Deep Kuratowski Embedding Neural Networks for Wasserstein Metric Learning

arXiv cs.LG / 4/7/2026

💬 OpinionSignals & Early TrendsIdeas & Deep AnalysisModels & Research

Key Points

  • The paper introduces two neural architectures, DeepKENN and ODE-KENN, designed to approximate the Wasserstein-2 (W2) distance for Wasserstein metric learning without computing exact pairwise distances directly.
  • DeepKENN learns a weighted aggregation of distances computed across intermediate CNN feature maps using learnable positive weights.
  • ODE-KENN replaces the discrete CNN layer stack with a Neural ODE, embedding data into a continuous function space (trajectories) to provide implicit regularization through trajectory smoothness.
  • Experiments on MNIST using precomputed exact W2 distances show ODE-KENN improves test mean-squared error by 28% over a single-layer baseline and by 18% over DeepKENN when parameter counts are matched.
  • The authors argue the learned surrogate can serve as a fast replacement for an expensive W2 “oracle” in downstream pairwise distance computations.

Abstract

Computing pairwise Wasserstein distances is a fundamental bottleneck in data analysis pipelines. Motivated by the classical Kuratowski embedding theorem, we propose two neural architectures for learning to approximate the Wasserstein-2 distance (W_2) from data. The first, DeepKENN, aggregates distances across all intermediate feature maps of a CNN using learnable positive weights. The second, ODE-KENN, replaces the discrete layer stack with a Neural ODE, embedding each input into the infinite-dimensional Banach space C^1([0,1], \mathbb{R}^d) and providing implicit regularization via trajectory smoothness.

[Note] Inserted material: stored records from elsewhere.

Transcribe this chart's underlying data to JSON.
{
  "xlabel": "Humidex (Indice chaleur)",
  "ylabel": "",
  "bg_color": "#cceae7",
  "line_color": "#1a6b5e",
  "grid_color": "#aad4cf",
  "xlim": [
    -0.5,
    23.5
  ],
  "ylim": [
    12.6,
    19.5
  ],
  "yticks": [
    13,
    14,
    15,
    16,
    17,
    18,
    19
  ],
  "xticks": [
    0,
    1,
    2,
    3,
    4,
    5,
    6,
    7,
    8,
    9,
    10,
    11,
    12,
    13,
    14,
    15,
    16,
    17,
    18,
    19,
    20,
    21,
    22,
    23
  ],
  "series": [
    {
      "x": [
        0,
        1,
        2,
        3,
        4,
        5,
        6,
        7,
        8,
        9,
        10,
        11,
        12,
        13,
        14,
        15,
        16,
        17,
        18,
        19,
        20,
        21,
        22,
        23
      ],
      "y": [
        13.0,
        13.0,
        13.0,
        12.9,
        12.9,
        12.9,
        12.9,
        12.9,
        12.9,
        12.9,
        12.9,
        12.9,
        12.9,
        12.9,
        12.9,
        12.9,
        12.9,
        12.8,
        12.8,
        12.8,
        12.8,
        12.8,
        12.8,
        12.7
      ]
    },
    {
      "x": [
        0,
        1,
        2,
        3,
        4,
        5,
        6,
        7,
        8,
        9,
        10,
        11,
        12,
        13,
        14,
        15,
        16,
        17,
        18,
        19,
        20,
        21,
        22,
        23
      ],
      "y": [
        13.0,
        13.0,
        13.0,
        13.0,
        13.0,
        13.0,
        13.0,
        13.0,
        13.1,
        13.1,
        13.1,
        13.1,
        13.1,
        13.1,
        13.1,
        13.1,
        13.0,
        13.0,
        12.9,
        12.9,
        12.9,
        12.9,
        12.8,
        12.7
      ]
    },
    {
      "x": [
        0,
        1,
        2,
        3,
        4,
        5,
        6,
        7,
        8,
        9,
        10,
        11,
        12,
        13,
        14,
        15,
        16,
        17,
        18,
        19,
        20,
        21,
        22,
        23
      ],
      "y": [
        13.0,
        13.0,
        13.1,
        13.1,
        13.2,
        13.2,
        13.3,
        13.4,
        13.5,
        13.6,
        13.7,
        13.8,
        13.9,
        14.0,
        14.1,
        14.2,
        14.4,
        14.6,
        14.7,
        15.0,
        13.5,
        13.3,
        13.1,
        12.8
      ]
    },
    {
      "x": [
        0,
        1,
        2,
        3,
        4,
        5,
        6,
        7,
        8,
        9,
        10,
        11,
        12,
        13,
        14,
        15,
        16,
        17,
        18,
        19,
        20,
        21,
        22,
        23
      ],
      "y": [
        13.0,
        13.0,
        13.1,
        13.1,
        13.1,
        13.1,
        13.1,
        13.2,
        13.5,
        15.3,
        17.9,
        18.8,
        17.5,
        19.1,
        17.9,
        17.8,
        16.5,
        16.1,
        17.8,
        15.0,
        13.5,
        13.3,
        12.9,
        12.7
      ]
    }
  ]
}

Experiments on MNIST with exact precomputed W_2 distances show that ODE-KENN achieves a 28% lower test MSE than the single-layer baseline and 18% lower than DeepKENN under matched parameter counts, while exhibiting a smaller generalization gap. The resulting fast surrogate can replace the expensive W_2 oracle in downstream pairwise distance computations.